When I hit publish post on News: New York Times Rips on Paternity Laws and DNA, I had not reached the last page of the article. Having now done so, I think here is a solution that I could live with:
Three and a half years earlier, at a federally convened symposium on the increase in paternity questions, a roomful of child-welfare researchers, legal experts, academics and government administrators agreed that much pain could be avoided if paternity was accurately established in a baby’s first days. Several suggested that DNA paternity tests should be routine at birth, or at least before every paternity acknowledgment is signed and every default order entered. In 2001 the Massachusetts Supreme Judicial Court urged the state to require that putative fathers submit to genetic testing before signing a paternity-acknowledgment form or child-support agreement, arguing that “to do otherwise places at risk the well-being of children.”
In other words, the same care that hospitals take ensuring that the right mother is connected to the right newborn — footprints, matching ID bands, guarded nurseries, surveillance cameras — should be taken to verify that the right man is deemed father.
Mandatory DNA testing for everyone would be a radical, not to mention costly, shift in policy.

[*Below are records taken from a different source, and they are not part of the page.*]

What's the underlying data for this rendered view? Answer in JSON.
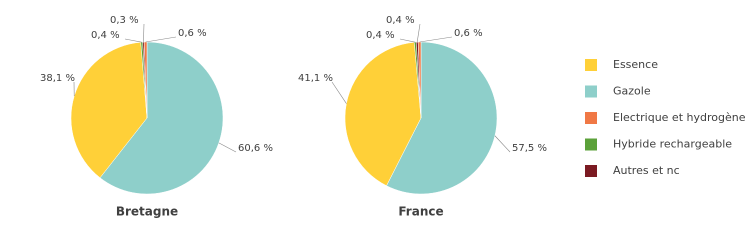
{
  "chart_data": [
    {
      "type": "pie",
      "title": "Bretagne",
      "categories": [
        "Essence",
        "Gazole",
        "Electrique et hydrogène",
        "Hybride rechargeable",
        "Autres et nc"
      ],
      "values": [
        38.1,
        60.6,
        0.6,
        0.4,
        0.3
      ],
      "value_labels": [
        "38,1 %",
        "60,6 %",
        "0,6 %",
        "0,4 %",
        "0,3 %"
      ],
      "colors": [
        "#FFD038",
        "#8ECFCA",
        "#F07845",
        "#5BA13A",
        "#7B1A22"
      ]
    },
    {
      "type": "pie",
      "title": "France",
      "categories": [
        "Essence",
        "Gazole",
        "Electrique et hydrogène",
        "Hybride rechargeable",
        "Autres et nc"
      ],
      "values": [
        41.1,
        57.5,
        0.6,
        0.4,
        0.4
      ],
      "value_labels": [
        "41,1 %",
        "57,5 %",
        "0,6 %",
        "0,4 %",
        "0,4 %"
      ],
      "colors": [
        "#FFD038",
        "#8ECFCA",
        "#F07845",
        "#5BA13A",
        "#7B1A22"
      ]
    }
  ]
}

Some advocates propose a somewhat more practical solution: that men who waive the DNA test at a child’s birth should be informed quite clearly that refusing the test will prohibit them from challenging paternity later. Yes, the plan would reveal truths some men might not want to know. Yes, it would raise administrative costs, lower the number of paternity establishments and blow apart some families. But far fewer children would be entangled in traumatic disputes in which men they call Daddy suddenly reject them.
Now the question is how to convince the Indiana General Assembly?